3. Superman III - Richard Pryor discovers a natural talent for computer programming and is used by a poor man's Lex Luthor to hack a satellite to discover how to make Kryptonite. Pryor's analysis shows an unknown substance makes up part of Superman's greatest weakness so he substitutes in tar. The tar Kryptonite, once given to Supes, turns him into a boozy, sex-hound of a bum. Then there's a fight against a super-computer, yada yada yada...
4. Superman IV: The Quest for Peace - Supes decides to rid the world of nuclear weapons; Lex Luthor returns and using a strand of Superman's hair creates Nuclear Man who... They fight; Nuclear Man wins; Superman wins, but then he doesn't, and they fight again, and Superman wins. Jon Cryer is Lex's nephew, taking over for Ned Beatty as Luthor's bumbling assistant.
5. Supergirl - As bad as Superman III and IV were, they couldn't compare to the black hole level of suck delivered by Supergirl. Just avoid it... in fact, forget I even mentioned it.
6. Spawn - My hatred of Todd McFarlane's artistic style (as well as just McFarlane himself) made it impossible for me to get through all of Spawn so this may not be the fairest entry.
7. The Fantastic Four - Not the 2005 release (although that one wasn't that hot) but the unreleased 1994 version produced by crap movie maker, Roger Corman, which no one who hasn't bought a bootleg from a sci-fi convention has seen. So bad it's fun to watch. My favorite part is when the character of Alicia Masters (the Thing's girlfriend) is subdued by chloroform and kidnapped. As she's passing out, the camera switches to Alicia's point of view to show everything going fuzzy and then black. The only problem with that is the character of Alicia Masters is blind. Wizard Magazine actually ranked this film higher than Batman and Robin, Steel, and Red Sonja.

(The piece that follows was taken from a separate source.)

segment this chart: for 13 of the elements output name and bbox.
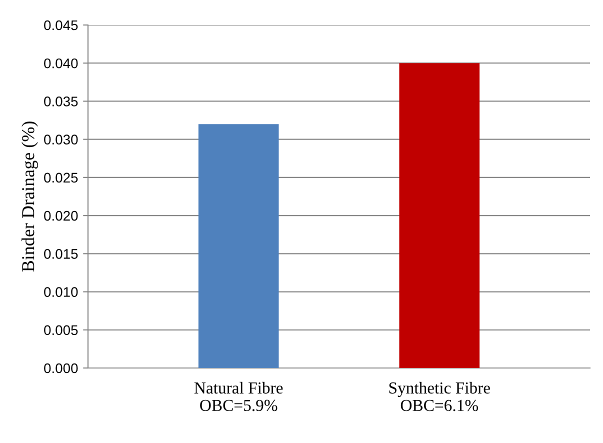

8. The Hulk - Ang Lee's horrible rendition. The computer graphics for the Hulk made his face look flat if not enraged, had his height change from 8 to 15 feet depending on how mad he got, and used Nick Nolte as Bruce Banner's hateful dad who, when exposed to gamma radiation, essentially becomes the Absorbing Man and then minor (and stupid) Hulk foe, Zzaxx the Living Dynamo, when dear old dad decides to absorb electricity.
9. Steel - Just offhand, I can't think of any good movie that stars a real life sports hero as a lead. Shaquille O'Neil should have stuck to breaking backboards instead of this adaptation of what is an actually interesting comic book character that's part of the "Superman Family."
10. The Legend of the Lone Ranger - The superhero of the Old West. The actor playing the masked man was dubbed over which never lends itself well to creating a good movie. Give me Clayton Moore and Jay Silverheels any day. Clayton Moore had legal action brought against him to keep him from appearing as the Lone Ranger at public events (he changed his costume slightly and took to wearing wraparound sunglasses instead of a mask) before the movie started filming. Moore counter-sued and regained the rights to appear as the Lone Ranger after the movie bombed.